Last week (September 2, 2021), a federal appellate court ruled that the application of a Bloomington, Minnesota ordinance to forbid photographing children in City parks as part of a public controversy violated the First Amendment.
The U.S. Court of Appeals for the Eighth Circuit sided with our client, Sally Ness, who regularly photographed activities on city property to share her concerns about overuse of the neighborhood facility by a local mosque and its associated school.
AFLC Co-Founder and Senior Counsel Robert Muise, who argued the case on behalf of Ness, commented:
“According to the Left, if you publicly criticize Islam, it is called ‘hate speech,’ and if you exercise your First Amendment right to collect evidence of a mosque violating zoning and other laws via photographing and videotaping and expose this evidence to the public, you can be prosecuted for ‘harassment.’ This ruling makes clear that the First Amendment does not permit such restrictions on the fundamental right to freedom of speech.”
For many years, Ness has been documenting the public controversy surrounding the Dar al-Farooq mosque (DAF) and its associated school, the Success Academy, both of which are located in her neighborhood in the City of Bloomington, Minnesota. Ness would often film zoning and other violations committed by DAF and the Success Academy that are disruptive to the neighborhood. Ness would publicly disseminate this information via a blog and Facebook page. She would also bring these violations to the attention of the City, which would largely ignore her concerns and the similar concerns of her neighbors.
In August 2019, City police officers confronted Ness and warned her that because people associated with DAF and the Success Academy felt “threatened” by her filming she should “stop” because she could be charged with harassment.
On October 28, 2019, the City, in an effort to appease DAF and Success Academy patrons who object to Ness’s filming, passed a City ordinance providing that “No person shall intentionally take a photograph or otherwise record a child without the consent of the child’s parent or guardian.” Because Ness sought to expose, among other violations, DAF’s and the Success Academy’s noncompliant and overuse of a local City park—a park in her neighborhood that she would often attempt to use with her grandchildren—her information gathering efforts include, quite necessarily, photographing and videotaping the use of the public park by children associated with DAF and the Success Academy. There was no doubt that this newly minted and unusual City ordinance was directed at her.

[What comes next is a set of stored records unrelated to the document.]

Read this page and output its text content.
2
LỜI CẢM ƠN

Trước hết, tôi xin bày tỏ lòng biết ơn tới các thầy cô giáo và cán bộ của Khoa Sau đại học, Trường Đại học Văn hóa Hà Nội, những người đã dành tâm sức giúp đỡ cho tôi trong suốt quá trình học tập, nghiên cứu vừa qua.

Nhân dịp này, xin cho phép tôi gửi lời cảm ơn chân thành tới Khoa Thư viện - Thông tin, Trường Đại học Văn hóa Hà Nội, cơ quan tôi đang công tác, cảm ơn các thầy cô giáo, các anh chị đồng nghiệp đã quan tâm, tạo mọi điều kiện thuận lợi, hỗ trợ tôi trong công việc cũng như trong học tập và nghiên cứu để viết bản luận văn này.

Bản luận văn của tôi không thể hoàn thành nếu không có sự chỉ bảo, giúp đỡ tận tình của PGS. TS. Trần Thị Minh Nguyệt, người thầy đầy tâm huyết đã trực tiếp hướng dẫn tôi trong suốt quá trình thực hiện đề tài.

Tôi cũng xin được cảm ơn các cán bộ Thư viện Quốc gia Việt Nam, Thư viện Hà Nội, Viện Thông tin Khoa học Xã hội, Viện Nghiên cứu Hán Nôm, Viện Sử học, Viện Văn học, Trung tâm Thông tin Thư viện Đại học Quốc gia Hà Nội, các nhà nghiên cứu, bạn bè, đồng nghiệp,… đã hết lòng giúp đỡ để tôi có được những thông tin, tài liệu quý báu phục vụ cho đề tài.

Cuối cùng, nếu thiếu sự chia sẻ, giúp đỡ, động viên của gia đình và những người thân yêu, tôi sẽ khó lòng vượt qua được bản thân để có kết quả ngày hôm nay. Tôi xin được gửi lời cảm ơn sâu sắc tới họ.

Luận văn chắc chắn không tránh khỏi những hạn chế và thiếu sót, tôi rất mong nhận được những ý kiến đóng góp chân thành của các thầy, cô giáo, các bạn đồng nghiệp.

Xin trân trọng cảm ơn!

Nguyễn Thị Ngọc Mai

Minnesota Attorney General Keith Ellison intervened in the lawsuit, arguing that Ness videotaped congregants at Dar Al-Farooq mosque without their consent, “causing those congregants and their children to feel intimidated and afraid.” Ellison asked the court to dismiss Ness’ lawsuit.

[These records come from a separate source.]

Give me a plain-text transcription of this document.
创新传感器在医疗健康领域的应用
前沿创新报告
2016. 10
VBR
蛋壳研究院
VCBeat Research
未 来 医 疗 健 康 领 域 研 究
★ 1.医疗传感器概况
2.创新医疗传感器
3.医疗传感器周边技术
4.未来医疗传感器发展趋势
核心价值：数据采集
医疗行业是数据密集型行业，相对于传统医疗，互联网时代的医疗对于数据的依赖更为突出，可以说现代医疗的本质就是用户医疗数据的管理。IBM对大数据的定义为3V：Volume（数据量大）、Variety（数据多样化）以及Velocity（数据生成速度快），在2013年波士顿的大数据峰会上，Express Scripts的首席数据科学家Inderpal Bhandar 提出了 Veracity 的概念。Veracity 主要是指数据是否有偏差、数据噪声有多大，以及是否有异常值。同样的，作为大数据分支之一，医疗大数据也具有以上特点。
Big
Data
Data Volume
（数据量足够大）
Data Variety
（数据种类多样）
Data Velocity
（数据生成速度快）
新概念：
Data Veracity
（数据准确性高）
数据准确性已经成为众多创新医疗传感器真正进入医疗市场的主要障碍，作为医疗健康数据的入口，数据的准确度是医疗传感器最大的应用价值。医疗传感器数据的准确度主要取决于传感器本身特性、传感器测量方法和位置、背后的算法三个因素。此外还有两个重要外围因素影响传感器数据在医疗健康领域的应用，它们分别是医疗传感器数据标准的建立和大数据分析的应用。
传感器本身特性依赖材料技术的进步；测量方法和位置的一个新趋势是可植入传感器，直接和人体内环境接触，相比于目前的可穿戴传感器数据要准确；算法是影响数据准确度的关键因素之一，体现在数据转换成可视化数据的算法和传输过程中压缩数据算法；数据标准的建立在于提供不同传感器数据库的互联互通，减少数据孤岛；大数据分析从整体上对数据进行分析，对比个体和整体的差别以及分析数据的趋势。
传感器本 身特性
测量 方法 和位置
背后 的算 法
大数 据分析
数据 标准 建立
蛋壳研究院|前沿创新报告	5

A unanimous three-judge panel of the U.S. Court of Appeals for the Eighth Circuit sided with our client and struck down the ordinance as applied to Ness’s First Amendment right to film.
The court ruled that that Ness’ photo and video recording “is analogous to news gathering,” and is therefore entitled to protection under the First Amendment, because “they are an important stage of the speech process that ends with the dissemination of information about a public controversy.”
The court ruled that Ness’ filming constituted speech protected by the First Amendment. “If the act of making a photograph or recording is to facilitate speech that will follow,” wrote the court, “the act is a step in the ‘speech process,’ and thus qualifies itself as speech protected by the First Amendment.”
The court concluded that the challenged ordinance was “content-based” and therefore subject to strict scrutiny. Under that highest standard of constitutional scrutiny, the ordinance could only survive if it was narrowly tailored to serve a compelling government interest.
The court found that the City could not show that the ordinance was narrowly tailored to its articulated interest in “protecting children from intimidation or exploitation.” The court found that Ness sought to take her photographs and video in an effort to capture matters of public interest, and she had no intent to harass, intimidate, or exploit children.
As a result, the court ruled that the ordinance “is significantly over inclusive with respect to the City’s asserted interest,” and therefore, “fails strict scrutiny as applied to Ness’s proposed conduct.”
Numerous news agencies filed a “friend of the court” brief in the Eighth Circuit on behalf of Ness as they too realized the danger that this ordinance poses to the First Amendment.